WASHINGTON – Donald Trump, offended by coarse language?
So it seemed in the Republican presidential debate Thursday night. The notably potty-mouthed New York billionaire objected to an expletive uttered by former Mexican President Vicente Fox over Trump's proposal to build a fortress-like wall along the Mexican border and make Mexico pay for it.
A look at statements in the debate and how they compare with the facts:
TRUMP: "I saw him use the word that he used. I can only tell you, if I would have used even half of that word, it would have been national scandal. This guy used a filthy, disgusting word on television, and he should be ashamed of himself, and he should apologize, OK?"
THE FACTS: At issue, it must be said, is the F-bomb.
Fox dropped it when denouncing Trump's plans for the wall.
Trump, meantime, has run a profanity-laced campaign, blurted out the S-word on multiple occasions and used an offensive term for coward against rival Ted Cruz.
But what about THAT bomb?
At a rally in New Hampshire, he declared: "We're not going to let Mexico steal all our businesses. ... We're going to bring business back. ... And you can tell them to go" — pausing — "themselves because they let you down, and they left."

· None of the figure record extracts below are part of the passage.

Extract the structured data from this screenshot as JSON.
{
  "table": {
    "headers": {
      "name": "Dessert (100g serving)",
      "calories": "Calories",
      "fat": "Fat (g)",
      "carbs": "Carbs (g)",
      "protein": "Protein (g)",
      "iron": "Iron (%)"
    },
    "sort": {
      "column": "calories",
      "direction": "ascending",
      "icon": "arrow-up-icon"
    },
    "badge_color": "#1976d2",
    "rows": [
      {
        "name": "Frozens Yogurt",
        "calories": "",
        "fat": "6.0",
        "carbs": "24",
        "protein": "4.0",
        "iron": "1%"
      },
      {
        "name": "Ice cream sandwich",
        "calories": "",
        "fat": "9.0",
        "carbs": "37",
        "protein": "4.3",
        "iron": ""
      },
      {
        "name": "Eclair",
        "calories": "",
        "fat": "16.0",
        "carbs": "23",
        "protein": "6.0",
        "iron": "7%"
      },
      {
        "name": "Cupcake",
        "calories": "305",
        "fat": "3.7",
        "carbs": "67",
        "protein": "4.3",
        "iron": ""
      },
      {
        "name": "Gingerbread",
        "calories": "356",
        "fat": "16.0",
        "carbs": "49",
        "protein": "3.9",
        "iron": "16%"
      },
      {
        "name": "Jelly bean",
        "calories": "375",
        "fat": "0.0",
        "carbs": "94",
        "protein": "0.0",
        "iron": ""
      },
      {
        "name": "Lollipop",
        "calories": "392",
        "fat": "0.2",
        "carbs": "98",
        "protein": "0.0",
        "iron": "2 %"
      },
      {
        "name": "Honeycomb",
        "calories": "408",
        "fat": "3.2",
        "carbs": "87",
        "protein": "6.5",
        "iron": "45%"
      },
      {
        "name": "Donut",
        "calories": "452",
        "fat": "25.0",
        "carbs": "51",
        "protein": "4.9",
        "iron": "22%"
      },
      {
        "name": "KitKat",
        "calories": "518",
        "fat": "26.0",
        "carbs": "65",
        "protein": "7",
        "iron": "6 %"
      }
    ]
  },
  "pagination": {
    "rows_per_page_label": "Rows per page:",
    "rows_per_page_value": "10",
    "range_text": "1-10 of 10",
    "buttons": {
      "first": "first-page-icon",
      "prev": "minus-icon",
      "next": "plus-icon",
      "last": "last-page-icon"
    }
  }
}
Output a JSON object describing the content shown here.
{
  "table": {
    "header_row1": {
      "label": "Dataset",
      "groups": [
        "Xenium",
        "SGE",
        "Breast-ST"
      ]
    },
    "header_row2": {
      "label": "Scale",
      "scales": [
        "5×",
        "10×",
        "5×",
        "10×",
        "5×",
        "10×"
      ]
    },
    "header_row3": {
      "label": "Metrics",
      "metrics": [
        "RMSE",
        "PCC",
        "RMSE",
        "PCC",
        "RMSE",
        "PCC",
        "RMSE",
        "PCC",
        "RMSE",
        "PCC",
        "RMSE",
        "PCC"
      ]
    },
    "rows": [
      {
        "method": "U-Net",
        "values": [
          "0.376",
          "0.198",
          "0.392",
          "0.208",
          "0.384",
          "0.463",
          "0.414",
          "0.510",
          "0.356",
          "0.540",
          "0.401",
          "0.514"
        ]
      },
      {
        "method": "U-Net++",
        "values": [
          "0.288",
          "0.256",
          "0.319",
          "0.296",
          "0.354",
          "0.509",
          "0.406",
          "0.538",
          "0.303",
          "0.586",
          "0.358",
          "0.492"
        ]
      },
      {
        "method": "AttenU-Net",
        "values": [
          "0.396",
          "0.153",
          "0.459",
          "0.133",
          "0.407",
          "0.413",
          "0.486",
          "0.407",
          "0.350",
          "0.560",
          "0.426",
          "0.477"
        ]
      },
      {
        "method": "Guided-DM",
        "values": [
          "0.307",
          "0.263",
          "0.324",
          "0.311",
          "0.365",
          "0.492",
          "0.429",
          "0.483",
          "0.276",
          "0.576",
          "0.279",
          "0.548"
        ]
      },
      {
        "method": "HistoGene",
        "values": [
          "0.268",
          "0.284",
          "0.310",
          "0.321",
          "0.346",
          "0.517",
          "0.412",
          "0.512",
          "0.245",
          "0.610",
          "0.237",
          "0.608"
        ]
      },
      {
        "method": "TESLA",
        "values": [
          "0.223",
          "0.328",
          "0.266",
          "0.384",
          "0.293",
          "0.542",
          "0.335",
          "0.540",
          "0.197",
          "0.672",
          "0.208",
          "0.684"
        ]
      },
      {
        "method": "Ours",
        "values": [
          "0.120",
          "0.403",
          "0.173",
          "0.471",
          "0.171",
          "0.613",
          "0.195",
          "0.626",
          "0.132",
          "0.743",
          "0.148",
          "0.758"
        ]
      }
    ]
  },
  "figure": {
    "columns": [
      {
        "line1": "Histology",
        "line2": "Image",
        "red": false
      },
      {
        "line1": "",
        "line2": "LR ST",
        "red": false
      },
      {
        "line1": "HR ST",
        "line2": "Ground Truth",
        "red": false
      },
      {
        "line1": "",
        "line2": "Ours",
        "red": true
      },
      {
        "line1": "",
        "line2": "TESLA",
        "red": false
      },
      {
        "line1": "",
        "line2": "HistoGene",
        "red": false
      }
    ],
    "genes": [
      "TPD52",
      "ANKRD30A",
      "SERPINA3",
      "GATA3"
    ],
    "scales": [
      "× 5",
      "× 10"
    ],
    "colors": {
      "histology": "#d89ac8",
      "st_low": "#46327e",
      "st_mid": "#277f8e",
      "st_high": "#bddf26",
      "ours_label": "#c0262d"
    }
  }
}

He didn't say the word. He mouthed it.
And Trump used the word loudly and several times in a 2011 Nevada speech before he was a candidate.
CRUZ: "The Obama-Clinton economy has done enormous damage to the Hispanic community."
THE FACTS: The bursting of the housing bubble in late 2007 is what really damaged the Hispanic community, before Barack Obama took office.
Under Obama, Hispanics have made strides from the depths of the Great Recession. Their unemployment rate is 5.9 percent. The rate is above the national average of 4.9 percent, but it's well below the 2009 peak of 13 percent.
Hispanics have gained 5 million jobs under Obama, a 25 percent increase since 2009. Under George W. Bush, there was a 21 percent growth of 3.45 million jobs.
But there is one key area where Hispanics are struggling to recover: Median income for that group was $28,757 in 2014, about $1,644 less than in 2007 after adjusting for inflation.
Cruz exaggerates when calling it the Obama-Clinton economy. Hillary Clinton was his secretary of state with little or no influence on his economic policy.